While we’re at it, Comedy Criticism Cliche #3 – commercial breaks hobble the ability of comedy shows to be funny. Not always. Yes, there’s a luxurious quality to having a full thirty minutes to play with, but there’s also an art to being able to pull a farce plot into two twelve-minute segments with a dramatic peak in the middle in order to persuade us to come back after Telly Selly Time.
“Keep It In The Family” doesn’t always succeed with the dramatic peak, settling instead for shots of Robert and Pauline grinning at each other while the End of Part One credit settles over their faces. It does manage the farce plotting with some elegance, though, especially in the final two episodes as it becomes more comfortable with itself.

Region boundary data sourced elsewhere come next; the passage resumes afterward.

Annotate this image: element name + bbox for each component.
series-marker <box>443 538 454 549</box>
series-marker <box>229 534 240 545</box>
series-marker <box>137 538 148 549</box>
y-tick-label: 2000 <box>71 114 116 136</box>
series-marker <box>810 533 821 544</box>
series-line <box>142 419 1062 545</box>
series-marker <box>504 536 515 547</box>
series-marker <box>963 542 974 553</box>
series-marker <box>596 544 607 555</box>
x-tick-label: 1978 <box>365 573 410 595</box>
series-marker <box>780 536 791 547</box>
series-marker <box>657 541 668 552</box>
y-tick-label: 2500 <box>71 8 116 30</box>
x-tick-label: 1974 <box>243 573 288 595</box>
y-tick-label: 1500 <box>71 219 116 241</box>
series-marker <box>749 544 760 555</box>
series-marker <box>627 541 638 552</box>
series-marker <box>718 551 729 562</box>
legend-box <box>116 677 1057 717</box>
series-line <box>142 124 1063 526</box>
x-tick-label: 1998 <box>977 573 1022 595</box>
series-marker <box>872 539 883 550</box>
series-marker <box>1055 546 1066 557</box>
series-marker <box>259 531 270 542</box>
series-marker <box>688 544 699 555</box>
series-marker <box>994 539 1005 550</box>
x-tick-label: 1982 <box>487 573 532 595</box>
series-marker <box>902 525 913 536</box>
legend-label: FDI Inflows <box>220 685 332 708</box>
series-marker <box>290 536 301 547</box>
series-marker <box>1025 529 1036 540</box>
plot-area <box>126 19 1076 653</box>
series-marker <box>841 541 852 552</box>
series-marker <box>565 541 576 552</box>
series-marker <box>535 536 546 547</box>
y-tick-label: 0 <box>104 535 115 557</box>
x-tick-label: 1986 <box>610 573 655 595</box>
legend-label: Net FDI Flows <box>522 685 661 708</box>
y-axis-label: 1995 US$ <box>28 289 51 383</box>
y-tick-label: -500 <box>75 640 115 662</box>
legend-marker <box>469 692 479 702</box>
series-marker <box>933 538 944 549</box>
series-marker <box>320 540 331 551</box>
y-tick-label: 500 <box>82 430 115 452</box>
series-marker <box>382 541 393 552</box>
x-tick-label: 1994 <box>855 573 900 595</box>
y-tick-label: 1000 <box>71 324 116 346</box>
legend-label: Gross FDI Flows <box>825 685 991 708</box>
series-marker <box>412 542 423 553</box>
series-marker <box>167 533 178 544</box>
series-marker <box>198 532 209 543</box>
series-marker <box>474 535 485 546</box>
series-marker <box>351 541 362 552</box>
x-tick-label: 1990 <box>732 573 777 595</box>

The only sour note is struck in episode 5, a restaurant-based runaround involving manager Steve Plytas – obviously relieved to be on the other side of the doors after his doomed attempt to woo Manuel in “Fawlty Towers”. Roy Kinnear’s in this as well – usually a guarantee of good stuff but not when he bellows “go back to the jungle” at the departing back of a world-weary African Waiter. Yuk. Of its time yes, and more power to Network for letting it through uncut. But its not pleasant to watch. Still less welcome is the gale of approving audience laughter that follows it.
That misstep aside, “Keep It In The Family Series 1” comes highly recommended. Polished, funny, with the sort of theme tune that everyone stopped making around about 1983 and worth it for the Robert Gillespie / Pauline Yates double act alone, I don’t think you’ll regret spending time with the Rushes. I certainly don’t.
“Keep It In The Family” is available October 18th from Network DVD.